Access to /dev/infiniband from user space

This is a response after some discussion from one of the users on the Singularity list, posted with permission, and summarized.


On our HPC cluster, I bind infiniband related libraries and folders from host to container, I’m able to run ibv_devinfo correctly. Here we first start on the host. LD_LIBRARY_PATH is set as as:

$ export LD_LIBRARY_PATH=$MY_LD_LIBRARY_PATH:.:/host/lib:$LD_LIBRARY_PATH

And then we can write a quick testing script.

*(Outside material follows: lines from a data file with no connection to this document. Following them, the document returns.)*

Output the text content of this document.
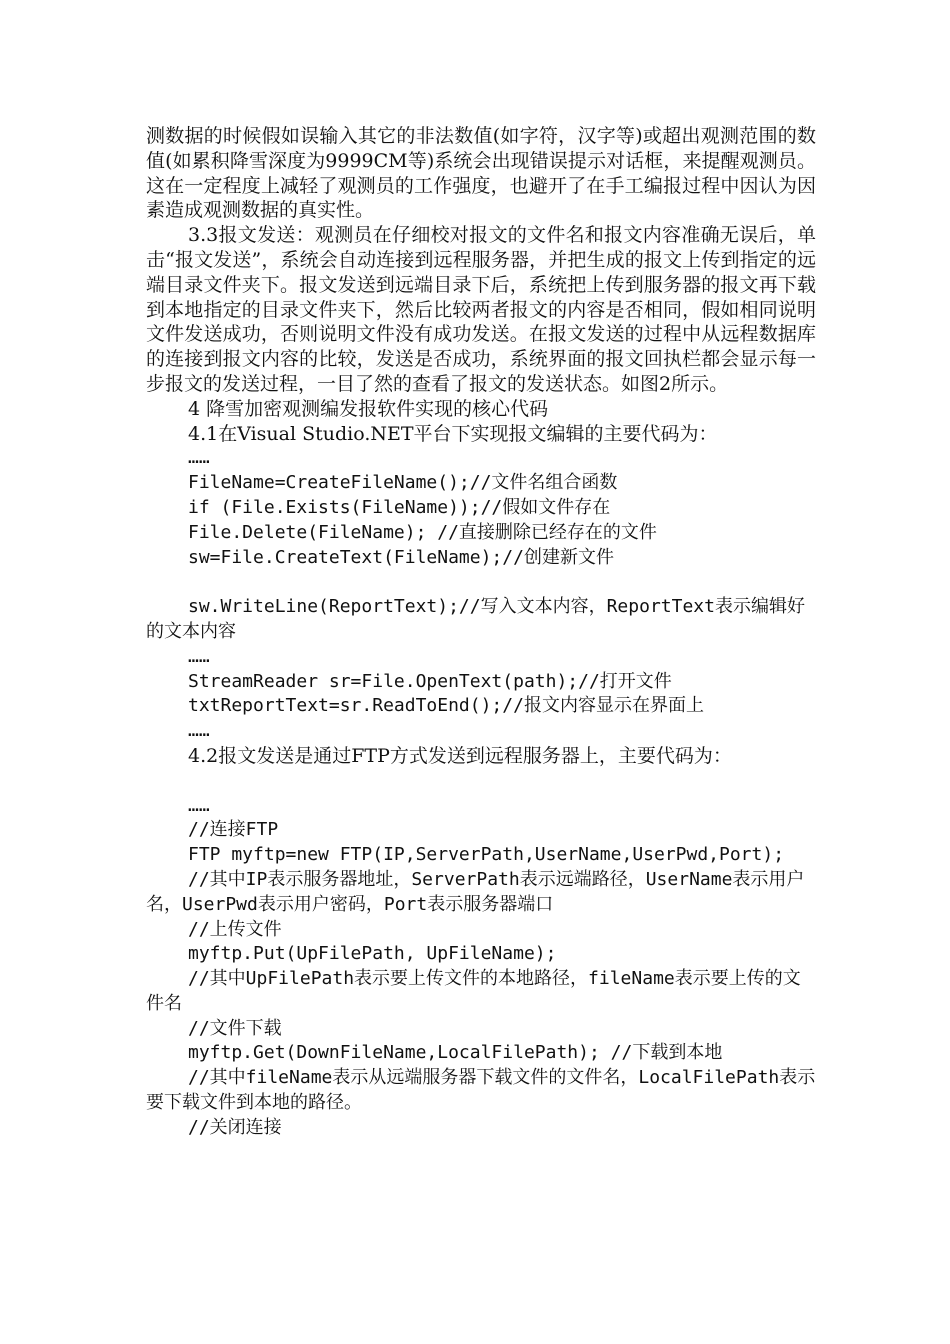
测数据的时候假如误输入其它的非法数值(如字符，汉字等)或超出观测范围的数值(如累积降雪深度为9999CM等)系统会出现错误提示对话框，来提醒观测员。这在一定程度上减轻了观测员的工作强度，也避开了在手工编报过程中因认为因素造成观测数据的真实性。

3.3报文发送：观测员在仔细校对报文的文件名和报文内容准确无误后，单击“报文发送”，系统会自动连接到远程服务器，并把生成的报文上传到指定的远端目录文件夹下。报文发送到远端目录下后，系统把上传到服务器的报文再下载到本地指定的目录文件夹下，然后比较两者报文的内容是否相同，假如相同说明文件发送成功，否则说明文件没有成功发送。在报文发送的过程中从远程数据库的连接到报文内容的比较，发送是否成功，系统界面的报文回执栏都会显示每一步报文的发送过程，一目了然的查看了报文的发送状态。如图2所示。

4 降雪加密观测编发报软件实现的核心代码

4.1在Visual Studio.NET平台下实现报文编辑的主要代码为：

……

FileName=CreateFileName();//文件名组合函数

if (File.Exists(FileName));//假如文件存在

File.Delete(FileName); //直接删除已经存在的文件

sw=File.CreateText(FileName);//创建新文件

sw.WriteLine(ReportText);//写入文本内容，ReportText表示编辑好的文本内容

……

StreamReader sr=File.OpenText(path);//打开文件

txtReportText=sr.ReadToEnd();//报文内容显示在界面上

……

4.2报文发送是通过FTP方式发送到远程服务器上，主要代码为：

……

//连接FTP

FTP myftp=new FTP(IP,ServerPath,UserName,UserPwd,Port);

//其中IP表示服务器地址，ServerPath表示远端路径，UserName表示用户名，UserPwd表示用户密码，Port表示服务器端口

//上传文件

myftp.Put(UpFilePath, UpFileName);

//其中UpFilePath表示要上传文件的本地路径，fileName表示要上传的文件名

//文件下载

myftp.Get(DownFileName,LocalFilePath); //下载到本地

//其中fileName表示从远端服务器下载文件的文件名，LocalFilePath表示要下载文件到本地的路径。

//关闭连接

[wang@c17-04 osu-bench]$ cat run-test2.sh 
#!/bin/bash
img=/beegfs/work/public/singularity/ubuntu-18.10.simg
ib=/etc/libibverbs.d
for lib in /opt/slurm/lib64/lib*.so* /usr/lib64/libosmcomp.so.3* /usr/lib64/libmlx*.so* /usr/lib64/libi40iw-rdmav2.so* /lib64/libib*.so* /usr/lib64/libnl.so*; do
    ib="$lib:/host/lib/$(basename $lib),$ib"
done
singularity exec --bind /opt/slurm,/usr/bin/ibv_devinfo,$ib $img ibv_devinfo

Notice how the final command will execute ibv_devinfo to the container, given all the binds are done.
This is part of the script above, but I’ll rewrite for clarity:

$ singularity exec --bind /opt/slurm,/usr/bin/ibv_devinfo,$ib $img ibv_devinfo

And then to put it all together, here is the output running the script on the host:

[wang@c17-04 osu-bench]$ sh run-test2.sh 
hca_id: mlx5_0
        transport:                      InfiniBand (0)
        fw_ver:                         12.16.1020
        node_guid:                      7cfe:9003:0026:9360
        sys_image_guid:                 7cfe:9003:0026:9360
        vendor_id:                      0x02c9
        vendor_part_id:                 4115
        hw_ver:                         0x0
        board_id:                       DEL2180110032
        phys_port_cnt:                  1
        Device ports:
                port:   1
                        state:                  PORT_ACTIVE (4)
                        max_mtu:                4096 (5)
                        active_mtu:             4096 (5)
                        sm_lid:                 194
                        port_lid:               102
                        port_lmc:               0x00
                        link_layer:             InfiniBand
hca_id: mlx5_0
        transport:                      InfiniBand (0)
        fw_ver:                         12.16.1020
        node_guid:                      7cfe:9003:0026:9360
        sys_image_guid:                 7cfe:9003:0026:9360
        vendor_id:                      0x02c9
        vendor_part_id:                 4115
        hw_ver:                         0x0
        board_id:                       DEL2180110032
        phys_port_cnt:                  1

        Device ports:
                port:   1
                        state:                  PORT_ACTIVE (4)
                        max_mtu:                4096 (5)
                        active_mtu:             4096 (5)
                        sm_lid:                 194
                        port_lid:               102
                        port_lmc:               0x00
                        link_layer:             InfiniBand

The setup and details might of course vary by cluster, but this could be a good start for testing.